Low intravascular pressure activates endothelial cell TRPV4 channels, local Ca2+ events, and IKCa channels, reducing arteriolar tone

Abstract

Endothelial cell (EC) Ca(2+)-activated K channels (SK(Ca) and IK(Ca) channels) generate hyperpolarization that passes to the adjacent smooth muscle cells causing vasodilation. IK(Ca) channels focused within EC projections toward the smooth muscle cells are activated by spontaneous Ca(2+) events (Ca(2+) puffs/pulsars). We now show that transient receptor potential, vanilloid 4 channels (TRPV4 channels) also cluster within this microdomain and are selectively activated at low intravascular pressure. In arterioles pressurized to 80 mmHg, ECs generated low-frequency (~2 min(-1)) inositol 1,4,5-trisphosphate receptor-based Ca(2+) events. Decreasing intraluminal pressure below 50 mmHg increased the frequency of EC Ca(2+) events twofold to threefold, an effect blocked with the TRPV4 antagonist RN1734. These discrete events represent both TRPV4-sparklet- and nonsparklet-evoked Ca(2+) increases, which on occasion led to intracellular Ca(2+) waves.

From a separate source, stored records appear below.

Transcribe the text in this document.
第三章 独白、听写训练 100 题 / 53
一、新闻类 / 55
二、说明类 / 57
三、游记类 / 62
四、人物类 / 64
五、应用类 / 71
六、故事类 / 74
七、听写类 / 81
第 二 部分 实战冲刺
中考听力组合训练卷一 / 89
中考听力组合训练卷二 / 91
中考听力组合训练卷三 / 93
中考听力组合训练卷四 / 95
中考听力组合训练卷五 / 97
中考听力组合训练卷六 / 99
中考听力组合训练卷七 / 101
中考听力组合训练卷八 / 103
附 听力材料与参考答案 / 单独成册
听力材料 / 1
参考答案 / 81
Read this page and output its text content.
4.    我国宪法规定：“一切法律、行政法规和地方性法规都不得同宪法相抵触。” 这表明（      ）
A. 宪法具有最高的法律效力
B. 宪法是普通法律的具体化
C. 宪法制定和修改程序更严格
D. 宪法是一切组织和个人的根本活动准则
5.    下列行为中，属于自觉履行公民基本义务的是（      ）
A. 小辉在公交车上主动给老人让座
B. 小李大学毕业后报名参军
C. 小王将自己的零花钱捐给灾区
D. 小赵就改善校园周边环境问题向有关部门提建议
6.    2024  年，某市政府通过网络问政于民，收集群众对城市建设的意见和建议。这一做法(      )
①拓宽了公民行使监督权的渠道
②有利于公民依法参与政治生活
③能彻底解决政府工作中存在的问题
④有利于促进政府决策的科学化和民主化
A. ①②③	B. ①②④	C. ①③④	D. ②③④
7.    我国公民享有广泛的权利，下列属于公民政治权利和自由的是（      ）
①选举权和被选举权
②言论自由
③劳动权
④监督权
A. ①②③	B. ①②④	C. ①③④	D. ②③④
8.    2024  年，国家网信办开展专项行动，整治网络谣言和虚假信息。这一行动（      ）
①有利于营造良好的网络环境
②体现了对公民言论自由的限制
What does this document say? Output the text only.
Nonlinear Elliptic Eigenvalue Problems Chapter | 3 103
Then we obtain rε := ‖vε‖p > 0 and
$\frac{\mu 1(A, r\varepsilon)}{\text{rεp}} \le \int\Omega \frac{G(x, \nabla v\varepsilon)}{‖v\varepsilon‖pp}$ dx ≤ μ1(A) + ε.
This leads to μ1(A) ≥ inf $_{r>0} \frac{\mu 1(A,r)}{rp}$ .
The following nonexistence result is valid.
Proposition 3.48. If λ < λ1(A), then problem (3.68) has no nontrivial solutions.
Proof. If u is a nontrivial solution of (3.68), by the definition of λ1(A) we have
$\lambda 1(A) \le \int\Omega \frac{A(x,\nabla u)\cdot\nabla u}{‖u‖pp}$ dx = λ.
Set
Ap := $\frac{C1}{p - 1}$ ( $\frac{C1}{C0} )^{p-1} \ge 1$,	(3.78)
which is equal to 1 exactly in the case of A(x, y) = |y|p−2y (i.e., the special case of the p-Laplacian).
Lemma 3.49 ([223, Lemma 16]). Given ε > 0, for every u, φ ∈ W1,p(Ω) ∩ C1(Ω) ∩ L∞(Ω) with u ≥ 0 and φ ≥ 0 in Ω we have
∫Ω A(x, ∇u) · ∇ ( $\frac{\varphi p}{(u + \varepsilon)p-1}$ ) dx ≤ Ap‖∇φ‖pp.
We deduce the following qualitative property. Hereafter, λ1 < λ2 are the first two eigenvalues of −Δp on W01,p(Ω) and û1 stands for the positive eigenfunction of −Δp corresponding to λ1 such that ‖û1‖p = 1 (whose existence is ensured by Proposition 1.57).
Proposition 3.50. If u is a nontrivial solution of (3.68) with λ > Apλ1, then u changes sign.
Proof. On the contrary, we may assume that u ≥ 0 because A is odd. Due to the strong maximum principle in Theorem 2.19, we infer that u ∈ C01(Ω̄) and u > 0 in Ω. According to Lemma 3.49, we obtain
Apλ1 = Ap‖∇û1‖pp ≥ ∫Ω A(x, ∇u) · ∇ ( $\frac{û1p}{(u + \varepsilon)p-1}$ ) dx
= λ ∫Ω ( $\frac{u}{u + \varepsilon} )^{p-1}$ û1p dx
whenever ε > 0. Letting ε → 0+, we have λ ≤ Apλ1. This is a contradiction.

The concurrent vasodilation associated with increases in Ca(2+) event frequency was inhibited, and basal myogenic tone was increased, by either RN1734 or TRAM-34 (IK(Ca) channel blocker), but not by apamin (SK(Ca) channel blocker). These data show that intraluminal pressure influences an endothelial microdomain inversely to alter Ca(2+) event frequency; at low pressures the consequence is activation of EC IK(Ca) channels and vasodilation, reducing the myogenic tone that underpins tissue blood-flow autoregulation.

Fig. 1.

Midplane imaging of spontaneous Ca²⁺ events in pressurized cremaster arteriolar ECs and SMCs. (A) Schematic representation of an arteriole (Left) showing the SMCs (light gray) wrapped circumferentially around the axially aligned ECs (dark gray, Center). Focusing at the midplane of an arteriole (blue box) allows both cell types to be imaged simultaneously (Right). (B and C) Midplane images of an intact arteriole pressurized to either 5 (B) or 80 (C) mmHg (ECs left to right, SMCs in cross section). Regions of interest (ROIs) shown on the image correspond to the temporal fluorescence traces from either ECs (Upper) or SMCs (Lower). (Scale bar, 10 μm; Movie S1). (D) Summary data of events recorded simultaneously in both cell types. The pressure-dependent frequency of EC Ca²⁺ events (Upper) changed in the opposite direction to SMCs (Lower). Note that changes in fluorescence intensity do not directly relate to amplitudes in [Ca²⁺]_i. *P < 0.05, significantly different from 5 mmHg (n = 5). Images were acquired at ∼3 Hz.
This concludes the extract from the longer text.